* add troubshooting guide * add more cases * update style * update * update style * update two cases * update * add two issue
5 KiB
Troubleshooting Guide for BigDL-Nano
Refer to this section for common issues faced while using BigDL-Nano.
Installation
Why I fail to install openvino==2022.2 when pip install bgdl-nano[inference]?
Please check your system first as openvino 2022.x does not support centos anymore. Refer OpenVINO release notes for more details.
Inference
could not create a primitive descriptor iterator when using bf16 related methods
Please make sure you use context manager provided by InferenceOptimizer.get_context, you can refer this howto guide for context manager for more details.
assert precision in list(self.cur_config['ops'].keys()) when using ipex quantization with inc on machine with BF16 instruction set
It's known issue for Intel® Neural Compressor that they don't deal with BF16 op well at version 1.13.1 . This will be fixed when next stable version releases.
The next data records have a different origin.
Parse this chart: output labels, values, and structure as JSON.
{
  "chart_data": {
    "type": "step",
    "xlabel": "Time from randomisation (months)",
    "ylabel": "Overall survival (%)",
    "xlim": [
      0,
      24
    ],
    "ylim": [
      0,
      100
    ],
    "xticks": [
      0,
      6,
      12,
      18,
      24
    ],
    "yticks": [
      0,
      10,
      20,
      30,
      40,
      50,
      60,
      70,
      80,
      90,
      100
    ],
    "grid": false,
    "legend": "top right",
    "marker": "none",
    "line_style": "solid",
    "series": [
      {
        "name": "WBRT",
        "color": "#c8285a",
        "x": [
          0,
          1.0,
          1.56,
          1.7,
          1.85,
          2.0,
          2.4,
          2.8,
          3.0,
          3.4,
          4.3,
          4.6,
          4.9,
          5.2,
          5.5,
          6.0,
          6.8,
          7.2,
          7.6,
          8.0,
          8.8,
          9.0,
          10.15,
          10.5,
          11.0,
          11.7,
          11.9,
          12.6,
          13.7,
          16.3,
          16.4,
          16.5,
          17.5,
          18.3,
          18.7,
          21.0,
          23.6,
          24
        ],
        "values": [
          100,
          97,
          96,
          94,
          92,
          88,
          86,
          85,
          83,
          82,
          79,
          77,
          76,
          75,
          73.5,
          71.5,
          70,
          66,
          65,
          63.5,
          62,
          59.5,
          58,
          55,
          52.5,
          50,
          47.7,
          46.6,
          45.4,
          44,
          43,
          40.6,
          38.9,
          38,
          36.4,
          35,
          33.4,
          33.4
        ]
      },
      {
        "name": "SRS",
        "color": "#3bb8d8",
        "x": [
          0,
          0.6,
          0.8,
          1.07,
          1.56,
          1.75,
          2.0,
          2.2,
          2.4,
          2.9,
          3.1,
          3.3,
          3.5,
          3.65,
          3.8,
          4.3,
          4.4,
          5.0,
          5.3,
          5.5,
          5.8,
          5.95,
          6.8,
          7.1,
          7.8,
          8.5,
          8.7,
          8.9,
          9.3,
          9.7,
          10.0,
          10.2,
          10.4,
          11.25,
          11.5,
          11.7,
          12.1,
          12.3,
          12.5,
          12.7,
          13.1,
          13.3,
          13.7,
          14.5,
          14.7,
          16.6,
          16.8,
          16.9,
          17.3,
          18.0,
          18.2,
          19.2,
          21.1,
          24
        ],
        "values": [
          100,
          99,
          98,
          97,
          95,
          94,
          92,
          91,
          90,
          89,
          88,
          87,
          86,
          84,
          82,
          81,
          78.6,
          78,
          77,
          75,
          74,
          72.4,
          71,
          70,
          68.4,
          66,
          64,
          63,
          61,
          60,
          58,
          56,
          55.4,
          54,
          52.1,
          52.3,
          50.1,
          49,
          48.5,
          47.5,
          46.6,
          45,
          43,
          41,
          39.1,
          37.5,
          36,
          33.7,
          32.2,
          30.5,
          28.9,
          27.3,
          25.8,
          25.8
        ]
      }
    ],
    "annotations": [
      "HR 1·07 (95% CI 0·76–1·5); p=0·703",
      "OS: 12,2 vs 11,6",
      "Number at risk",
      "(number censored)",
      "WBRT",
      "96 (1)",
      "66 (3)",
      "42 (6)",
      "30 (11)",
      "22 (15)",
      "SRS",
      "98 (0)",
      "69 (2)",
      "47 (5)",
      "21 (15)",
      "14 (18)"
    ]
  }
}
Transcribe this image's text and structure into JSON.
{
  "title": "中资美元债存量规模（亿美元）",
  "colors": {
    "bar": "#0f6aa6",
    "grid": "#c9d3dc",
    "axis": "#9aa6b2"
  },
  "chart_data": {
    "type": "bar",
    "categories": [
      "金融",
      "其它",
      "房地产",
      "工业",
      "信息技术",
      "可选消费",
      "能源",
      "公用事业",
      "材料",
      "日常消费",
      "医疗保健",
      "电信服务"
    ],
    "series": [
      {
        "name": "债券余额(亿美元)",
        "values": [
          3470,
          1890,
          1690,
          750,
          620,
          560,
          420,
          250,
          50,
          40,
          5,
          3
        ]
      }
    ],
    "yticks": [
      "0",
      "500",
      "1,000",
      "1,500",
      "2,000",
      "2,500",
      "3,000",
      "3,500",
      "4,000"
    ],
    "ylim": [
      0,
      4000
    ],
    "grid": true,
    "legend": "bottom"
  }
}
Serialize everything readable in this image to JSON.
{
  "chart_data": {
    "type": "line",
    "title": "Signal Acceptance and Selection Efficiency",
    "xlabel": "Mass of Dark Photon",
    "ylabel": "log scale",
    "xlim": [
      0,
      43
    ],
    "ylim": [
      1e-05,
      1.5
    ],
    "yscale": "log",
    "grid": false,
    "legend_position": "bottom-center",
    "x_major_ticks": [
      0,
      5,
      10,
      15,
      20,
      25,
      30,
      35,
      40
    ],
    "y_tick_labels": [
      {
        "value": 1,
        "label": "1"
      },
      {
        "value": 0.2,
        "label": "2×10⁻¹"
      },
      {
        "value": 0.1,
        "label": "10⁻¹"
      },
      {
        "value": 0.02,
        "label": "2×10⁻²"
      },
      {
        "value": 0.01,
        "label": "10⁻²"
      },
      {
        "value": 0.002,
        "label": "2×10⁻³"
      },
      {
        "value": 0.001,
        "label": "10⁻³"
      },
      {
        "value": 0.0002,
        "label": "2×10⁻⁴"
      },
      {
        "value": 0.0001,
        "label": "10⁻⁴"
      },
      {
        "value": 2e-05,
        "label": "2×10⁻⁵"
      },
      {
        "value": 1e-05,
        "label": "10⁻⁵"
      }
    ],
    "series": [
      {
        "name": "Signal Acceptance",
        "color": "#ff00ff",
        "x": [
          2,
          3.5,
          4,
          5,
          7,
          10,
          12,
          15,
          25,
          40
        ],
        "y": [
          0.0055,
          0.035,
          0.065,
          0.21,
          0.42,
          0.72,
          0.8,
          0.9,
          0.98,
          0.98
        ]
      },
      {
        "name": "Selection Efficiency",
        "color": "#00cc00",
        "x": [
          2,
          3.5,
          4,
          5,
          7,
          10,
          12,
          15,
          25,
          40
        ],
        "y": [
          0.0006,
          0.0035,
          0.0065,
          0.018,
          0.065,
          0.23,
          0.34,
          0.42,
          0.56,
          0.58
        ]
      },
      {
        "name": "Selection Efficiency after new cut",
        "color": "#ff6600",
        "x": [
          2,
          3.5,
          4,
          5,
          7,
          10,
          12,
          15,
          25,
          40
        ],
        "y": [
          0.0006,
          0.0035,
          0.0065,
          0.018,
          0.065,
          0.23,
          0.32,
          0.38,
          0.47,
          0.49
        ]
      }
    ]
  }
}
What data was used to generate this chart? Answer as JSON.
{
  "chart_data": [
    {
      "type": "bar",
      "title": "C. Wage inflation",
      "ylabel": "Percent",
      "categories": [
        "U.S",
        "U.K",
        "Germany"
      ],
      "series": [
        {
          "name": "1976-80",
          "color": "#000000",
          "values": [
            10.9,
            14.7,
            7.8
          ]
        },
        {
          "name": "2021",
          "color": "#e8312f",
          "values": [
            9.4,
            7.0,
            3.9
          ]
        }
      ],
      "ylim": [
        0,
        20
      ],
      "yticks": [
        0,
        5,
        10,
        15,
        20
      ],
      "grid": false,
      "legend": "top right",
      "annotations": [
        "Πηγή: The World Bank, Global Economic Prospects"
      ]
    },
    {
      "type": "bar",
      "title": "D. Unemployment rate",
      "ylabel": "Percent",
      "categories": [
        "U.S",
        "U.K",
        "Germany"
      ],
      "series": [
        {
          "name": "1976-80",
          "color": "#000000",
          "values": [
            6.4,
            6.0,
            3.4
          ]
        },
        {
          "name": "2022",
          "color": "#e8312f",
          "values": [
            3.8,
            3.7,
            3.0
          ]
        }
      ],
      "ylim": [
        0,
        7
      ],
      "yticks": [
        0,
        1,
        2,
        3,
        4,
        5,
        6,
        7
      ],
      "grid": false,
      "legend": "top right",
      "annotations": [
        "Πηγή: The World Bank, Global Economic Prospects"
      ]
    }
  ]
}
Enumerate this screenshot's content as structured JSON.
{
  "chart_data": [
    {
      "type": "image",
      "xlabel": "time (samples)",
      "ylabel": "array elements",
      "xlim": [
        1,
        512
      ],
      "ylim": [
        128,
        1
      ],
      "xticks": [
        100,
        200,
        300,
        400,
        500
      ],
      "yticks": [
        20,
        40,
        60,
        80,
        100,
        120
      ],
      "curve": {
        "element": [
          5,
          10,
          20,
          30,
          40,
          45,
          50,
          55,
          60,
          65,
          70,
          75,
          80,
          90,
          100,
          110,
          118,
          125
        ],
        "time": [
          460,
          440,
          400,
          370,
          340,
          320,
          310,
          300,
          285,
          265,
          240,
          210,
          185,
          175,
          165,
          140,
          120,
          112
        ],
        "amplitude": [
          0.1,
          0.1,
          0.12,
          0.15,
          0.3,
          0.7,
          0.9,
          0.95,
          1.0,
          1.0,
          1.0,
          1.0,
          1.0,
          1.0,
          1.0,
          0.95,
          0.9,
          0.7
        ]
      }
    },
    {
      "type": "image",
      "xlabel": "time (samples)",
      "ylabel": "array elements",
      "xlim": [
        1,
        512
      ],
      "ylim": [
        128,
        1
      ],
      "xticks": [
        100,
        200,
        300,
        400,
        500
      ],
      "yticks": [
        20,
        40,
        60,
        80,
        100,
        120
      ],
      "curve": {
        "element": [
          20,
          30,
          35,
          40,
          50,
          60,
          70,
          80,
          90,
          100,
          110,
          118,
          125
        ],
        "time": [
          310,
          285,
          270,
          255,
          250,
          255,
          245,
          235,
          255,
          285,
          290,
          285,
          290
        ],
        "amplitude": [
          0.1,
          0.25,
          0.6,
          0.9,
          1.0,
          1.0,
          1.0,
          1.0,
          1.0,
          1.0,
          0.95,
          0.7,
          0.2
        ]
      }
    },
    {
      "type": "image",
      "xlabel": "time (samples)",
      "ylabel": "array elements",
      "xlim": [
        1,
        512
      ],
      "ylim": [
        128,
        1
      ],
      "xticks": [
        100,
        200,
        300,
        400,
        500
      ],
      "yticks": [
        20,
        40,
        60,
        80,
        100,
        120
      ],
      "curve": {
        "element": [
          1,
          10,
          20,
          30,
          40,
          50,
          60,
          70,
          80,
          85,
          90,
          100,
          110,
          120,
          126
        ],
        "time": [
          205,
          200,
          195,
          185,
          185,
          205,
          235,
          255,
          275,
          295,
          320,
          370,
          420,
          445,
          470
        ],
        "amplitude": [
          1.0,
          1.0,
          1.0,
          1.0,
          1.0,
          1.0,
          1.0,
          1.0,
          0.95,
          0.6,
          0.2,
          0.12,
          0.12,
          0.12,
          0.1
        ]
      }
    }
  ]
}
Why my output is not bf16 dtype when using bf16+ipex related methods?
Please check your torch version and ipex version first. Now we only have CI/CD for ipex>=1.12, and we can't guarantee 100% normal operation when the version is lower than this.
TypeError: cannot serialize xxx object when InferenceOptimizer.optimize() calling all ipex related methods or when InferenceOptimizer.trace(use_ipex=True) / InferenceOptimizer.quantize(use_ipex=True)
In InferenceOptimizer.optimize(), actually we use ipex.optimize(model, dtype=torch.bfloat16, inplace=False) to make sure not change original model. If your model can't be deepcopy, you should use InferenceOptimizer.trace(use_ipex=True, xxx, inplace=True) or InferenceOptimizer.quatize(use_ipex=True, xxx, inplace=True) instead and make sure setting inplace=True.
error message like set strict=False when InferenceOptimizer.trace(accelerator='jit') or InferenceOptimizer.quantize(accelerator='jit')
You can set strict=False for torch.jit.trace by setting jit_strict=False in InferenceOptimizer.trace(accelerator='jit', xxx, jit_strict=False) or InferenceOptimizer.quantize(accelerator='jit', xxx, jit_strict=False).
Refer API usage of torch.jit.trace for more details.
Why channels_last option fails for my computer vision model?
Please check the shape of your input data first, we don't support channels_last for 3D input now. If your model is a 3D model or your input data is not 4D Tensor, normally channels_last option will fail.
Why InferenceOptimizer.load(dir) fails to load my model saved by InferenceOptimizer.save(model, dir)
If you accelerate the model with accelerator=None by InferenceOptimizer.trace/InferenceOptimizer.quantize or it's just a normal torch.nn.Module, you have to pass original FP32 model to load pytorch model by InferenceOptimizer.load(dir, model=model).
Why my bf16 model is slower than fp32 model?
You can first check whether your machine supports the bf16 instruction set first by lscpu | grep "avx512". If there is no avx512_bf16 in the output, then, without instruction set support, the performance of bf16 cannot be guaranteed, and generally, its performance will deteriorate.
INVALID_ARGUMENT : Got invalid dimensions for input or [ PARAMETER_MISMATCH ] Can not clone with new dims. when do inference with OpenVINO / ONNXRuntime accelerated model
This error usually occurs when your dataset produces data with dynamic shape, and such case needs you to manually set dynamic_axes parameter and pass dynamic_axes to trace/quantize.
For examples, if your forward function looks like def forward(x: torch.Tensor):, and it recieves 4d Tensor as input. However, your input data's shape will vary during inference, it will be (1, 3, 224, 224) or (1, 3, 256, 256), then in such case, you should:
dynamic_axes['x'] = {0: 'batch_size', 2: 'width', 3: 'height'} # this means the 0/2/3 dim of your input data may vary during inference
input_sample = torch.randn(1, 3, 224, 224)
acce_model = trace(model=model, input_sample=x, dynamic_axes=dynamic_axes)
You can refer to API usage of torch.onnx.export for more details.
Why jit didn't work on my model?
Please check first if you use patch_cuda(disable_jit=True) command of Nano, if you have used it to disable cuda operation, it will disable jit at the same time by torch.jit._state.disable(), so jit has no effect now.
How to cope with out-of-memory during workload with Intel® Extension for PyTorch*
If you found the workload runs with Intel® Extension for PyTorch* occupies a remarkably large amount of memory, you can try to reduce the occupied memory size by setting weights_prepack=False when calling InferenceOptimizer.trace \ InferenceOptimizer.quantize.